Providing clarification on what the 70% local content comprised, the note included the use of locally produced and certified castings, forging and fabrication, as well as verifiable manufacturing activities such as machining, drilling, coating, assembly and testing.
“The first instruction note came out in 2014. It had many loopholes in it and did not stipulate how the 70% local content should be adhered to,” said Vamcosa member Mark Wilson.
He added that Vamcosa, together with the Department of Trade and Industry, worked to change the instruction note, which was issued last month, and specifically focused on clarifying how local content was made up.
“This most recent note clearly states what the criteria for local content should be,” he said.
Saceec CEO Eric Bruggman added that, currently, there was no penalty or consequence for State-owned companies that did not procure enough local content.
“Currently, 20% is local and 80% is imported and we are hoping to change that,” he noted.
The updated instruction note stipulated that the averaging-out of local content either across any number of valves and gearboxes and actuator combinations, as well as locally made and imported valves or other items, was not permitted.
Each individual valve, manual actuator or pneumatic actuator was subject to the minimum 70% local-content threshold.

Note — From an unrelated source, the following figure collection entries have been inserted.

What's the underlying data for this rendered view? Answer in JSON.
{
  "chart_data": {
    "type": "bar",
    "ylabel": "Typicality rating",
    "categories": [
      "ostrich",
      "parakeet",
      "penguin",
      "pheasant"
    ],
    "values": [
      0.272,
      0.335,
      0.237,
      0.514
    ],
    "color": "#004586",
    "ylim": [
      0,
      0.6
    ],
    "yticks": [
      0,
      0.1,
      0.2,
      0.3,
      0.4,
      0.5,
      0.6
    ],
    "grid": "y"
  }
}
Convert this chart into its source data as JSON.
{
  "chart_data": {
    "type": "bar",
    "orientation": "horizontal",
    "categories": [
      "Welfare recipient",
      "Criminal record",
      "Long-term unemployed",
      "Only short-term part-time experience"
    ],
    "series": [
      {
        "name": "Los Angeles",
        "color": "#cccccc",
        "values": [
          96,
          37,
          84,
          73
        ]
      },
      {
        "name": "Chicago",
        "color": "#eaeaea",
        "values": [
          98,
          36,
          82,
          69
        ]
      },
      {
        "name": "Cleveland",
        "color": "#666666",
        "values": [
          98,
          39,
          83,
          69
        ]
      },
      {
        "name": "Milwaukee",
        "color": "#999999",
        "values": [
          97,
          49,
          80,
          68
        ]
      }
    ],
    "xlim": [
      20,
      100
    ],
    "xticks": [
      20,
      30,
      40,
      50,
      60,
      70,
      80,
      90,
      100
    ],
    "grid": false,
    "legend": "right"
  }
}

In addition, the valve type list had been updated to include the alternative names of valves.
“For example, a check valve is also known as a non-return valve or reflux valve or tilting disk valve, and so on. This [list is aimed at curbing] the number of State-owned entities, departments – including municipalities – and contractors working with State spend, who assume that by changing the name of the valve in the tender or request for information process, that designation does not apply,” concluded Bruggman.